Paul responded to the backlash of anger from his fans and the social media community as a whole with an apology in which he claimed an attempt at raising awareness for suicide and promoting suicide prevention. Although his intention means well, his approach misses the mark. The video portrayed a horrible degradation of the serious nature of suicide as he adds snide comments and jokes regarding the body.

“When my brother found my sister’s body, he screamed with horror and confusion and grief and tried to save her. That body was a person someone loved.

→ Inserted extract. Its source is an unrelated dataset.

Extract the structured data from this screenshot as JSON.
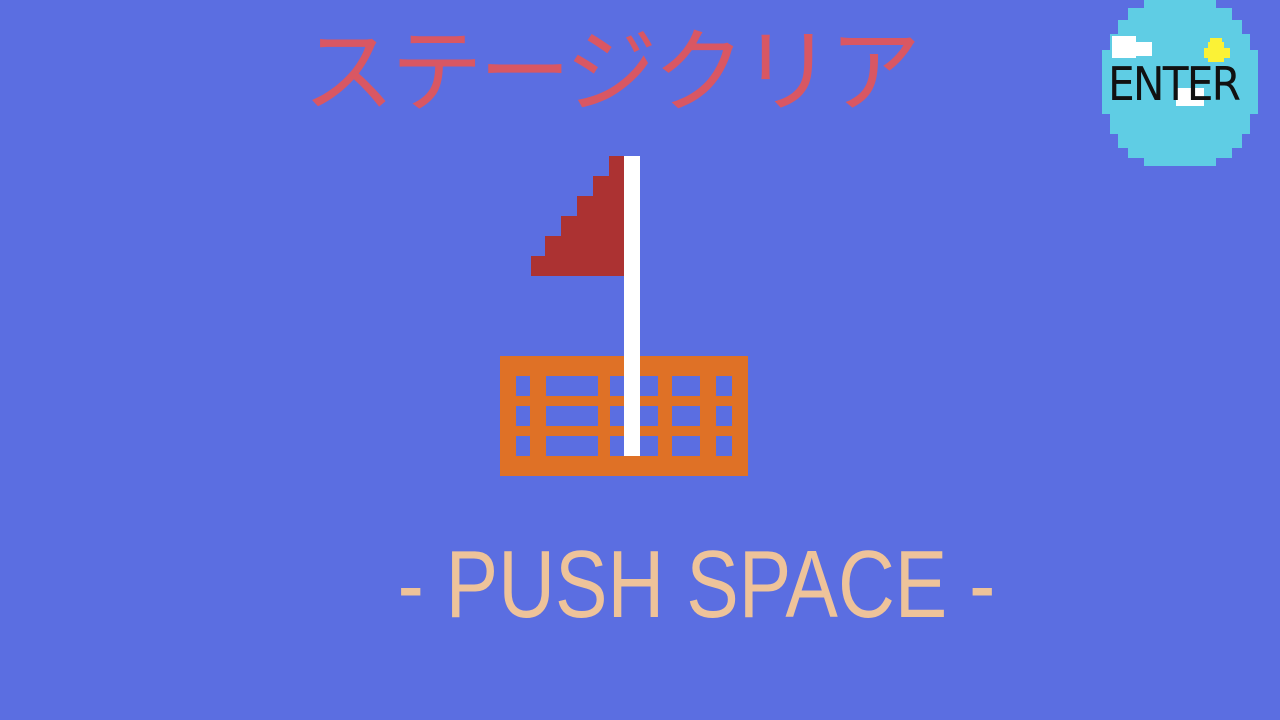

You do not walk into a suicide forest with a camera and claim mental health awareness,” fellow YouTuber, Anna Akana on Twitter.

When finding a dead body, a wide range of emotions come forward, but within those emotions, laughter should never occur, especially when discovering the body of a suicide victim.

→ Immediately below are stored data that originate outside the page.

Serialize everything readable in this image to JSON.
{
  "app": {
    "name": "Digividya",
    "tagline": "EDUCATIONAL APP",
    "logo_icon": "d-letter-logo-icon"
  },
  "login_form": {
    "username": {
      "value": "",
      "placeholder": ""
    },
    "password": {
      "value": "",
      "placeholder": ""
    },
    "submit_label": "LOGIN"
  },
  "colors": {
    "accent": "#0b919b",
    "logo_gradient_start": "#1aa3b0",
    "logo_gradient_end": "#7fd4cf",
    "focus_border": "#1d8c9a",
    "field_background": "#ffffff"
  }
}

Every suicide victim holds a story—a family and friends, a job, maybe even kids, but Paul degraded the man’s death while laughing and exploiting his suicide as clickbait to his vlog.

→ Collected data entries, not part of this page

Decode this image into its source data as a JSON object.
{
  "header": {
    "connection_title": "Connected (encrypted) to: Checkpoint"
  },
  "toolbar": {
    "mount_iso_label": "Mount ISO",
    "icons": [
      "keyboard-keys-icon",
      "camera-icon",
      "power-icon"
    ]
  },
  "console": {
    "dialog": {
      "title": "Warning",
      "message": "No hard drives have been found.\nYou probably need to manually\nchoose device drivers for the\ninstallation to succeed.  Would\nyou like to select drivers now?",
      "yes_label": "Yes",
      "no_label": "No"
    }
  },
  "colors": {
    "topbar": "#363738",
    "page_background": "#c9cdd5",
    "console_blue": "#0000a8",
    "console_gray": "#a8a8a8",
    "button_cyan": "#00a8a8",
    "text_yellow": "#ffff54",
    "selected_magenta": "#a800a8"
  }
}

In his apology post on Twitter, Paul claimed he posted videos daily for more than 15 months, which made him “caught up in the moment without fully weighing up the possible ramifications.”

As a content creator, Paul remains aware of his wide reach of varying audiences. Nonetheless, he should know the consequences of his actions and what will ignite backlash from the Internet. As pointed out on Twitter and other social media platforms, Paul and his management team had ample time during editing and preparation to choose not to post the video.

While no official record exists for the number of suicides in Aokigahara because the Japanese government does not want to promote the forest as a suicide destination, more than 500 people have reportedly died there since the 1950s.
Japan’s suicide rate stands as the sixth highest in the world, although figures have declined in recent years. The latest government report found that 21,897 people took their own lives in 2016, and while that represented the lowest number for 22 years, suicide remains the top cause of death for people aged 15-39 in Japan.

From the posting of the video to its removal and his apology, Paul received a wide range of responses from NC students.

“It was very insincere, and he really didn’t address anything. He was [like] ‘oh I didn’t do it for the views. I have views.’ He was just talking about himself. It wasn’t really an apology,” sophomore Reagan Beach said.

Paul’s apology revealed only regret of getting caught, not his remorse for posting the video and degrading the heaviness and heartbreak suicide brings. Nonetheless, Paul continues to receive negative responses concerning the incident and apology. He stands by the video, declaring it as a response to suicide prevention and suicide awareness. Students along with other users on a range of social media platform, expressed their concern with Paul’s incoherence between the reality of the situation and his intention.

Raising awareness for suicide and suicide prevention will and must never include the exploitation of a human’s death in the equation.